In five billion years our sun will run out of fuel, expand into a red giant and finally collapse into a small, faint object called a white dwarfs.
What will happen to us and the other planets in our solar system when the sun dies?
Scientists at Warwick University have found a fragment of a planet that has survived the death of its star has been discovered in a disc of debris formed from destroyed planets, which the star ultimately consumes.
The iron and nickel rich planetesimal survived a system-wide cataclysm that followed the death of its host star, SDSS J122859.93+104032.9.
Believed to have once been part of a larger planet, its survival is all the more astonishing as it orbits closer to its star than previously thought possible, going around it once every two hours.
The discovery, reported in the journal Science, is the first time that scientists have used spectroscopy to discover a solid body in orbit around a white dwarf, using subtle variations in the emitted light to identify additional gas that the planetesimal is generating.
Using the Gran Telescopio Canarias in La Palma, the scientists studied a debris disc orbiting a white dwarf 410 light years away, formed by the disruption of rocky bodies composed of elements such as iron, magnesium, silicon, and oxygen – the four key building blocks of the Earth and most rocky bodies. Within that disc they discovered a ring of gas streaming from a solid body, like a comet’s tail. This gas could either be generated by the body itself or by evaporating dust as it collides with small debris within the disc.

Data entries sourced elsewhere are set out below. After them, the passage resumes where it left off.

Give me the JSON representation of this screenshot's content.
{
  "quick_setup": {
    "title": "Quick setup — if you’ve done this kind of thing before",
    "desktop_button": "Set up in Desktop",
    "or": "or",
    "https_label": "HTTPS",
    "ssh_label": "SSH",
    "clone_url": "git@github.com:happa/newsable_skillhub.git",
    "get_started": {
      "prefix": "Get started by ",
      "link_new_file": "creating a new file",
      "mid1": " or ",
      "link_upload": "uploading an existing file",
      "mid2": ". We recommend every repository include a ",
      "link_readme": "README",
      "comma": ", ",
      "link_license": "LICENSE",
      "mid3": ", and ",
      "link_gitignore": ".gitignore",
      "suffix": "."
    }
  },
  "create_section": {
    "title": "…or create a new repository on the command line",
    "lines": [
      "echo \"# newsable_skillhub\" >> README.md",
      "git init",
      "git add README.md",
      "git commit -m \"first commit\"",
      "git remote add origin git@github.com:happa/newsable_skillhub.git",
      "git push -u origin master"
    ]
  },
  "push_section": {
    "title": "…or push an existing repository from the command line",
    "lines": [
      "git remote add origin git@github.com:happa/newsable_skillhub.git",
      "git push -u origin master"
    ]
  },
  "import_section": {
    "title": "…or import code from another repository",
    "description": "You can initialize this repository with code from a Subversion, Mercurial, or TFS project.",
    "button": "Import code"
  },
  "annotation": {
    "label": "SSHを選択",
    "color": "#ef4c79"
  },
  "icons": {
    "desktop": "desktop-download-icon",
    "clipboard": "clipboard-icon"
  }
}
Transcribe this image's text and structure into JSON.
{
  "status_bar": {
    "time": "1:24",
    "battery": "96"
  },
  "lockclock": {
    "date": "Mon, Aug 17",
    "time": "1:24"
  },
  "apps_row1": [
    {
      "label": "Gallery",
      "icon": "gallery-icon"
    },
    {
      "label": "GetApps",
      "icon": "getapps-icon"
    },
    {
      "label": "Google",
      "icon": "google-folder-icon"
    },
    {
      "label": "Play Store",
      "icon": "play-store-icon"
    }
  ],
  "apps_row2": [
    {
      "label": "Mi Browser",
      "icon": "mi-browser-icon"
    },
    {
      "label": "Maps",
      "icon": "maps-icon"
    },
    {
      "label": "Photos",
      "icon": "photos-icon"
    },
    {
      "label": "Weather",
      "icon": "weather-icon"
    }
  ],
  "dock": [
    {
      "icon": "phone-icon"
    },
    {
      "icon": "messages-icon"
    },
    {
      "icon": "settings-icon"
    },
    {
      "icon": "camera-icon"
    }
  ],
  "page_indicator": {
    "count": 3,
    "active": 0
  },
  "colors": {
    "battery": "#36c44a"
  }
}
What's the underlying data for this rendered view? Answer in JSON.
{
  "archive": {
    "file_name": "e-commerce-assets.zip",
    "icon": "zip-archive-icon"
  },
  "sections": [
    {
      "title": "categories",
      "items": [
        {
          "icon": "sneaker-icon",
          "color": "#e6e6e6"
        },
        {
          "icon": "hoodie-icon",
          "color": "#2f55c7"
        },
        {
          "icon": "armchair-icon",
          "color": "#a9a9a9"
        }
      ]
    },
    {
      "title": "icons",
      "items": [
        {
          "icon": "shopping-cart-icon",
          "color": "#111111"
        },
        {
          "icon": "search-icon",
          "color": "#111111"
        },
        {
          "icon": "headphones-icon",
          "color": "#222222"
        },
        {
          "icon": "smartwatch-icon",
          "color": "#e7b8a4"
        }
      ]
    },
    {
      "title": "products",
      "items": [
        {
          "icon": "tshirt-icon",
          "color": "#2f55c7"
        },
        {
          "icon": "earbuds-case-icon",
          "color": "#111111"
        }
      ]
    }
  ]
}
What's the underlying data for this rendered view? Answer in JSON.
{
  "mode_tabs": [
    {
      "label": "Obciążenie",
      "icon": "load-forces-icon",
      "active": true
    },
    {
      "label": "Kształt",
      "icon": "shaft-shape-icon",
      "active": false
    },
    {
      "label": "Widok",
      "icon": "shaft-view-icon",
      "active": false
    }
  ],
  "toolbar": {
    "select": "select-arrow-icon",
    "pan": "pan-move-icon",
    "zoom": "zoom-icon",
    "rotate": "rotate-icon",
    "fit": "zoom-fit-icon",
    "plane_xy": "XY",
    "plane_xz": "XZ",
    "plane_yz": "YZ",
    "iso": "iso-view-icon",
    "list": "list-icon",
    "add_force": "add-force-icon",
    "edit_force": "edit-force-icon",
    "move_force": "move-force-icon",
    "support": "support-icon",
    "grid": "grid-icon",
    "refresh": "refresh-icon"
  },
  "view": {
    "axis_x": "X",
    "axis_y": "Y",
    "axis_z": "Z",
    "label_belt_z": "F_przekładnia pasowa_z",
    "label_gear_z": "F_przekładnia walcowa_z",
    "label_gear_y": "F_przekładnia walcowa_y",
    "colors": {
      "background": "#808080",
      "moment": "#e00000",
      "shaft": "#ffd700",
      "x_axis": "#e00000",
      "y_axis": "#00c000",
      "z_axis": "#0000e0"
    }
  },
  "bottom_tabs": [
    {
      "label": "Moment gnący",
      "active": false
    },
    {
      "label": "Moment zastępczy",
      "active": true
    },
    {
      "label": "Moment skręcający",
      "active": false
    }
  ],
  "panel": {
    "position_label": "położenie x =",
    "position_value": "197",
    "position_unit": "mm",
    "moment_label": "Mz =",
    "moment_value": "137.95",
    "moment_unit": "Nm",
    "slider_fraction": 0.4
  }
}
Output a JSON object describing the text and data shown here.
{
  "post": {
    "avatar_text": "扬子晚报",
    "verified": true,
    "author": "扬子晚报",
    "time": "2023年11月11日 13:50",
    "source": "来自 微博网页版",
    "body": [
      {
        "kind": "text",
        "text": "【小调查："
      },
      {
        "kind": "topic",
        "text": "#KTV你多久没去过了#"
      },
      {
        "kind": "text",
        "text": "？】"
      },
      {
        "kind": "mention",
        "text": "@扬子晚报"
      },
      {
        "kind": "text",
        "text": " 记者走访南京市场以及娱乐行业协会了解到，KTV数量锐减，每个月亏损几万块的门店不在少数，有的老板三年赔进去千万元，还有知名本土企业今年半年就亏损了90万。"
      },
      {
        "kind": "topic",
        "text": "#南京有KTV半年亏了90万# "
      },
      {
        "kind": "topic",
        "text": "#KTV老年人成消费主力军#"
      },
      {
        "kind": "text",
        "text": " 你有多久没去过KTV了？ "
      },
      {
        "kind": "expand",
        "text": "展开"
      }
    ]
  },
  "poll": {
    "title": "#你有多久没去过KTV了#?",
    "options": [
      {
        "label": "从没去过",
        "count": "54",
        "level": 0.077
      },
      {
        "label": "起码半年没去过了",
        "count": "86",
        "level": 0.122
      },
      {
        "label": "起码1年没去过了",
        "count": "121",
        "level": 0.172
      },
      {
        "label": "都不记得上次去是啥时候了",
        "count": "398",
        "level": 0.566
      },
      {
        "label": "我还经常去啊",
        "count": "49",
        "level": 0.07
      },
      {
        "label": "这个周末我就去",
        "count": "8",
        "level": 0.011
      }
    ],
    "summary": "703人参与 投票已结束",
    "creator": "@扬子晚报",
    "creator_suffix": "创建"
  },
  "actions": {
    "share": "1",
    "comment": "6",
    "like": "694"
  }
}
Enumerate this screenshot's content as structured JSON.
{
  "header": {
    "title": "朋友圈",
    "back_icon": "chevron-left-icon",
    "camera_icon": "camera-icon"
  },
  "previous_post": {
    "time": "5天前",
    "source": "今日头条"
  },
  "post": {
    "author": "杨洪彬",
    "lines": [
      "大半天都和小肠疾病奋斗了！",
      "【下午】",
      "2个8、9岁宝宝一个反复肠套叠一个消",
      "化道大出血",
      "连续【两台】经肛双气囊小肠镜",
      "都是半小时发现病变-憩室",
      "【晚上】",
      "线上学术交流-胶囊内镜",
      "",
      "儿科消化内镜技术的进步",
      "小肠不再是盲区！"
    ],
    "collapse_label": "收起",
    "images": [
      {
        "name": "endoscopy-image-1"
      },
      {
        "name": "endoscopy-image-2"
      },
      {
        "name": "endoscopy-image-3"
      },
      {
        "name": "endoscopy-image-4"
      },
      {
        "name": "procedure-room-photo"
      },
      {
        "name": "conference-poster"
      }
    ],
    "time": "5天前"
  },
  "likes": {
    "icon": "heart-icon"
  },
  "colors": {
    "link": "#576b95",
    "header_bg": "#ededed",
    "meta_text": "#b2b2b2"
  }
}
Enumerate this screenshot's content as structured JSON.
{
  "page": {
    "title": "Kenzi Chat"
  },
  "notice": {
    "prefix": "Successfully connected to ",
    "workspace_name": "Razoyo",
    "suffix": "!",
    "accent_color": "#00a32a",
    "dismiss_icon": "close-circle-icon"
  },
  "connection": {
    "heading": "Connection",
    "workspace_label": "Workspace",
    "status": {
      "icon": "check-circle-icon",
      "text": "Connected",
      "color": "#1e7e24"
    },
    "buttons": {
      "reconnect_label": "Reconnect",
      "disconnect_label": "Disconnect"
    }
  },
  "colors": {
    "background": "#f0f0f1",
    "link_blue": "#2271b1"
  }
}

The astronomers estimate that this body has to be at least a kilometre in size, but could be as large as a few hundred kilometres in diameter, comparable to the largest asteroids known in our Solar System.
White dwarfs are the remains of stars like our sun that have burnt all their fuel and shed their outer layers, leaving behind a dense core which slowly cools over time. This particular star has shrunk so dramatically that the planetesimal orbits within its sun’s original radius. Evidence suggests that it was once part of a larger body further out in its solar system and is likely to have been a planet torn apart as the star began its cooling process.
Lead author Dr Christopher Manser, a Research Fellow in the Department of Physics, said: “The star would have originally been about two solar masses, but now the white dwarf is only 70% of the mass of our Sun. It is also very small – roughly the size of the Earth – and this makes the star, and in general all white dwarfs, extremely dense.
“The white dwarf’s gravity is so strong – about 100,000 times that of the Earth’s – that a typical asteroid will be ripped apart by gravitational forces if it passes too close to the white dwarf.”